If it's a matter of his star not shining as bright when compared directly to some of the greatest pitchers of all time, he will again encounter difficulty next year, when Randy Johnson and Pedro Martinez enter the ballot, as well as the third of the great Braves trio of the 1990s, John Smoltz.
If it's a matter of being seen as not having "necessary" benchmarks, it's unlikely that he will over the next year get 300 wins or a fresh chance at the 20-win seasons he was denied in 1994 and 1995 due to the baseball strike. He will not get another chance at the 1997 playoffs, where his bullpen hosed him out of a chance to earn the ultimate postseason glory. It's also not likely that the BBWAA will look back and realize they screwed him out of the 2001 Cy Young Award, so they will continue to ding him for never winning that, as well.

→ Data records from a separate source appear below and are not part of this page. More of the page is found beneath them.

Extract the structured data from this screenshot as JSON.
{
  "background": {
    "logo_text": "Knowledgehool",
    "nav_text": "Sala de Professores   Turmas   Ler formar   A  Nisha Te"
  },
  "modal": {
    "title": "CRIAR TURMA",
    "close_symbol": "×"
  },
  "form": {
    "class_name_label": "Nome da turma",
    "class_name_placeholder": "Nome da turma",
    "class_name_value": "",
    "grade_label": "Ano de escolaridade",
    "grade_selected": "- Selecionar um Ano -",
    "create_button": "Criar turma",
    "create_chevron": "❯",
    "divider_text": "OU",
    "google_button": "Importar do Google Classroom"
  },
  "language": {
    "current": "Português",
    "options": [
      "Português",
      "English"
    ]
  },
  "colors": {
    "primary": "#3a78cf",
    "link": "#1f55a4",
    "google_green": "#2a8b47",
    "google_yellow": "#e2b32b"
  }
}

Towards the bottom of the ballot, former Oriole Rafael Palmeiro fell off from further consideration after receiving only 4.4% of the vote. As the only player on the ballot to actually be suspended for failing a test, it's no surprise he had the toughest time getting support even though he was across the 3,000 hit and 500 home run marks.
The villain of that 1997 postseason, Armando Benitez, was also on the ballot this year. Benitez received one vote. Everyone reading this post is more qualified to vote for the Baseball Hall of Fame than at least one idiot with a ballot.
Whatever the ultimate outcome of Mussina's time on the ballot, his will be the only chase of interest to Orioles fans in Hall of Fame voting for some time. While at least a couple of probable Hall of Famers like Vladimir Guerrero and Jim Thome have passed through at the end of long careers, there hasn't been a Hall of Fame-caliber Oriole since Mussina left. Odds are against there being one on the team right now, but wouldn't it be nice if there was?
The full results, and selected ballots, can be found on the BBWAA web page. The other players who crossed 50% were Mike Piazza (62.2%) and Jeff Bagwell (54.3%). Curt Schilling out-polled Mussina with 29.2% of the vote, which is actually ridiculous.